American citizens authorize political representatives with the legal sovereignty articulated in our Constitution, and the same American citizens authorize cultural and economic institutions with our money and attention. Like Benson on the USS Fitzgerald, We the People are in command of the United States, and despite the incompetence and willful misconduct of domestic and foreign agents, We the People are responsible for our country’s failures.
Ultimately, the success of any form of government depends on the virtue of its ruler, and democracy is no exception. Washington knew this, warning in his farewell address that “morality is a necessary spring of popular government.” Lincoln knew as well, which is why he declared that “if destruction be our lot, we must ourselves be its author and finisher.” A virtuous people is the safeguard of democracy.

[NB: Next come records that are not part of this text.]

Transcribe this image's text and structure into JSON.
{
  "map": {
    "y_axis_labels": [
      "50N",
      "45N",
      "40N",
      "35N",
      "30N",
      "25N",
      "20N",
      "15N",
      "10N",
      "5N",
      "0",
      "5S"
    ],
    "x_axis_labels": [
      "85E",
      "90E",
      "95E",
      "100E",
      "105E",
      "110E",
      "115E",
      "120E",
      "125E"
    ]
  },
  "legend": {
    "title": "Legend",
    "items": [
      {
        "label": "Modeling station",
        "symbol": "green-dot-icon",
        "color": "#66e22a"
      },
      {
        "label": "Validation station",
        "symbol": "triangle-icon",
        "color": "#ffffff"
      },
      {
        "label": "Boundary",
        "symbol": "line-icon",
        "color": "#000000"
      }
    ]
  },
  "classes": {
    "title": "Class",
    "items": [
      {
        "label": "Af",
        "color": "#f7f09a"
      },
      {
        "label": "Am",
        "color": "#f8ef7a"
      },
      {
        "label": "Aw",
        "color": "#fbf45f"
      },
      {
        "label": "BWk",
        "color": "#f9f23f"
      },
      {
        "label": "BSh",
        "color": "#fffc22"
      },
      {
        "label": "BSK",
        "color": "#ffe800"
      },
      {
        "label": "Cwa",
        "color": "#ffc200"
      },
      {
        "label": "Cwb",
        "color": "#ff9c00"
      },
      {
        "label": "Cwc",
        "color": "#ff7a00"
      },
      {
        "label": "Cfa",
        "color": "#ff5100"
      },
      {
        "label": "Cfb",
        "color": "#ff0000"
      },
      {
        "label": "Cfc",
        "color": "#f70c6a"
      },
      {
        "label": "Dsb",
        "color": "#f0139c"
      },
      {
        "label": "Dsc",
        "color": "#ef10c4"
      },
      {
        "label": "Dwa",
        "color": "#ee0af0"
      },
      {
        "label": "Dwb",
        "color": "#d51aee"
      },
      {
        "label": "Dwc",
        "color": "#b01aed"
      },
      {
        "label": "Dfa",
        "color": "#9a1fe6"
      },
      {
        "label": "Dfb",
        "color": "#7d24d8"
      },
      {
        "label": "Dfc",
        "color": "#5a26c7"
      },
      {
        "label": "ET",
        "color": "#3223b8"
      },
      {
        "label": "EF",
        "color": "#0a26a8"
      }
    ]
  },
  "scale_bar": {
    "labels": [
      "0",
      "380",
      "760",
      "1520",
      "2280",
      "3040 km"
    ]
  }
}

What metastasizing disease, then, is causing our society’s increasing multitude of bizarre symptoms? We suffer from a dislocation from the truth caused by the failure of our own virtue. Most of our symptoms could be categorized as the mirror vices of spineless moral relativism (false tolerance) and ruthless ideological possession (false righteousness), both of which result from our rejection of truth. We reject the truth because we lack faith in the goodness of the truth, or we lack the courage to face the truth, or we lack the humility necessary to receive correction and admit fault, or because of some other moral deficit. Perhaps if we could regain our virtue, we could re-align ourselves with the truth, and perhaps if we could re-align ourselves with the truth, our disease would be cured.
As a free nation, we live and die by the sovereign moral decisions of each individual. In the words of Lincoln, the choice is ours whether to “live through all time, or die by suicide.”